Ce n’est pas la première fois qu’un styliste est accusé d’appropriation culturelle. Des grands noms de la mode tels que Marc Jacobs ou encore Stella McCartney ont déjà été épinglé en raison de leur manque de transparence intellectuel ou artistique.
Est-ce vraiment une appropriation culturelle ?
De nombreux scandales et polémiques ont éclaté aux États-Unis avant que l’appropriation culturelle revienne au coeur des débats. L’appropriation culturelle est le vol d’un symbole, d’un vêtement ou d’un héritage issu d’une culture “minoritaire” qui sera exploitée commercialement par une culture majoritaire. Même si la définition de l’appropriation culturelle est claire, sa traduction reste floue.
Si l’emprunt et le mélange d’influences permettent de développer la création, ce qui caractérise l’appropriation culturelle c’est le profit qu’un groupe en tire vis-à-vis d’un autre. Si les influences contribuent à la création, l’appropriation culturelle pose problème car il ne s’agit plus d’un échange entre deux cultures mais seulement d’une domination culturelle.
Le karakou est victime de son succès puisque ce n’est pas la première fois que des stylistes de renom incluent des modèles de vestes karakou dans leur collection, le problème est que la majorité de ces stylistes n’ont jamais pris la peine de déclarer la source de leur inspiration.
L’Algérie dispose d’un patrimoine vestimentaire varié d’une valeur inestimable mais mal exploité et peu connu à travers le monde. Il n’est donc pas étonnant qu’un styliste ne soit pas au courant qu’une veste de velours brodée est un karakou. Alexandre Vauthier ne devait certainement pas s’attendre à recevoir une avalanche de messages de la part d’internautes algériens lui reprochant une appropriation culturelle du karakou.
Peut-on vraiment en vouloir à Alexandre Vauthier (qui a rectifié son erreur depuis) sur ce point sachant que depuis des décennies, des couturiers tels qu’Yves Saint Laurent, Lacroix ou encore Elsa Shiaparreli se sont inspirés du karakou sans jamais le mentionner. La maison Lesage, spécialisée dans la broderie élaborée nécessitant un savoir-faire d’exception (à l’image des petites mains algériennes qui travaillent pour un salaire au lance pierre) a brodé plusieurs vestes pour différents stylistes en utilisant la technique particulière des broderies algériennes au fil d’or comme la fetla ou le mejboud.
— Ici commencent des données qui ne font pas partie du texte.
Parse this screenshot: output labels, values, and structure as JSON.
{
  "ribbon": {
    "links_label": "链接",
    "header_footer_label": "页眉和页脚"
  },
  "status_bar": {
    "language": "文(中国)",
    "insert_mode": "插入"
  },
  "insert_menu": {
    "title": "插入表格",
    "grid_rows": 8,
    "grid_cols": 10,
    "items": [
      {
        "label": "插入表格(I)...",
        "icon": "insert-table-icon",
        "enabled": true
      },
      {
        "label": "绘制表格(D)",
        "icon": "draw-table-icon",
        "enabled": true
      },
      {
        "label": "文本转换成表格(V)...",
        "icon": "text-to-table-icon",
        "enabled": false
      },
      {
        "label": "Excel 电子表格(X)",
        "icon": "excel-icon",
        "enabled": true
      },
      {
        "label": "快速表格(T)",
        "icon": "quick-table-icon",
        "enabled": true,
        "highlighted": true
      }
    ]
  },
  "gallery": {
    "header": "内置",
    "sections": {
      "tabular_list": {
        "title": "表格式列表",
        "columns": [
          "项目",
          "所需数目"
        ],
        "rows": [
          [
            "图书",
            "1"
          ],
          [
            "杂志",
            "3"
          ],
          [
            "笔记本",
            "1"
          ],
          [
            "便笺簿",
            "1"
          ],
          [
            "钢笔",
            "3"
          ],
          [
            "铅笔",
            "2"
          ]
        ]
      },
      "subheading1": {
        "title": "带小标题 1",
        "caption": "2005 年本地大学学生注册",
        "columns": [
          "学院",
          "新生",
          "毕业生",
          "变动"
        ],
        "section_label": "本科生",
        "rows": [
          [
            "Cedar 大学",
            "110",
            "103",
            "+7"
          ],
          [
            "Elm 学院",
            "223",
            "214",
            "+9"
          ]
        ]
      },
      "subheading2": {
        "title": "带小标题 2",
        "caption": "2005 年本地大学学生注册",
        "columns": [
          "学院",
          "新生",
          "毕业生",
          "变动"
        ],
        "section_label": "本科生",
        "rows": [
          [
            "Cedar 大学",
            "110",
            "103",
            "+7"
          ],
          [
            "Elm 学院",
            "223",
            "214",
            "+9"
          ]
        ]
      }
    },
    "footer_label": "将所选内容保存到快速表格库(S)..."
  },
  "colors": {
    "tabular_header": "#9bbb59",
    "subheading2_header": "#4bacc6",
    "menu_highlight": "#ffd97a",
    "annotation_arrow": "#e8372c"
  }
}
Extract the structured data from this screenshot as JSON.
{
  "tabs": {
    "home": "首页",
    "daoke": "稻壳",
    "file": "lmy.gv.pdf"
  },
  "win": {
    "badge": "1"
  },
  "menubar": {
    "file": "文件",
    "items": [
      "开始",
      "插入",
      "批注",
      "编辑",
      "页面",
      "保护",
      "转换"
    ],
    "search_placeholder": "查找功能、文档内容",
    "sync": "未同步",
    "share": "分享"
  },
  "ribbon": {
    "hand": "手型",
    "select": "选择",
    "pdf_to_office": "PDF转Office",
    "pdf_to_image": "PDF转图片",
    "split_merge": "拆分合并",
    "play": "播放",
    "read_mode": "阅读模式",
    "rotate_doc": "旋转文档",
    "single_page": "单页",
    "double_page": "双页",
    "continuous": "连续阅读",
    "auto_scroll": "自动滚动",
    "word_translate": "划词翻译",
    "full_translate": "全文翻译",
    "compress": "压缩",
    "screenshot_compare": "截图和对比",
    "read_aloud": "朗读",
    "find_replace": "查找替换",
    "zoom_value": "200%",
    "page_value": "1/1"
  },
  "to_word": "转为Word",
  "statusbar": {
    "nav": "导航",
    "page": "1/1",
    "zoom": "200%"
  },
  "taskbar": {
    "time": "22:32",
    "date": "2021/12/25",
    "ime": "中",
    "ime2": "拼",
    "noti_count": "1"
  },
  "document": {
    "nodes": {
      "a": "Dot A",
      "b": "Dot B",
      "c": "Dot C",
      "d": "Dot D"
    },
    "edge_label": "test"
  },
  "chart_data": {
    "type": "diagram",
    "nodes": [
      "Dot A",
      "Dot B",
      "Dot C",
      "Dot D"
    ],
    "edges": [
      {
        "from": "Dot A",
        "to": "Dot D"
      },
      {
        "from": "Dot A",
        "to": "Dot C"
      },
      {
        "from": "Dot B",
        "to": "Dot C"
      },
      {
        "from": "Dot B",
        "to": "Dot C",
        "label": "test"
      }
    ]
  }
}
Pensez-vous donc qu’il s’agit vraiment d’une appropriation culturelle voir même d’un pillage culturel ? Peut-on considérer la culture comme une propriété privée ? En l’occurrence, peut-on considérer qu’une veste cintrée avec des broderies d’or doit forcément être assimilée à un karakou ? Votre avis nous intéresse.
4 commentaires
Il a mis le hashtag pour que les gens qui s’interessent à la polémique puissent trouver sa réponse.
Entre parenthèse les vestes en velour brodées en France étaient très proche de ce qu’il a réalisé voir le 18e siècle.
C’est un faux débats, les créateurs ne parlent jamais de leur inspirations ou alors ils sortent des trucs complètement perché.
Et qu’en bien même certaine inspirations sont indétectables pour le créateur lui-même.
Mina le hachtag karakou a été ajouté après qu’il a reçu les critiques. C’est vrai que ces vestes ressemblent au karakou, il a également réalisé un badroune dans une autre pièce sans citer ses sources inspiratrices. Faut dire que l’Algérie ne fait plus rêver depuis bien longtemps et les couturiers haute couture vendent du rêve,
Sauf qu’il a bien hashtagué dans son post #karakou donc l’inspiration du karakou algerian est bien présente
Moi je pense que cette polémique n’a pas lieu d’être car il a raison les académiciens français portent le même style de veste. Et les matadors espagnols portent aussi des vestes brodées ? Non ??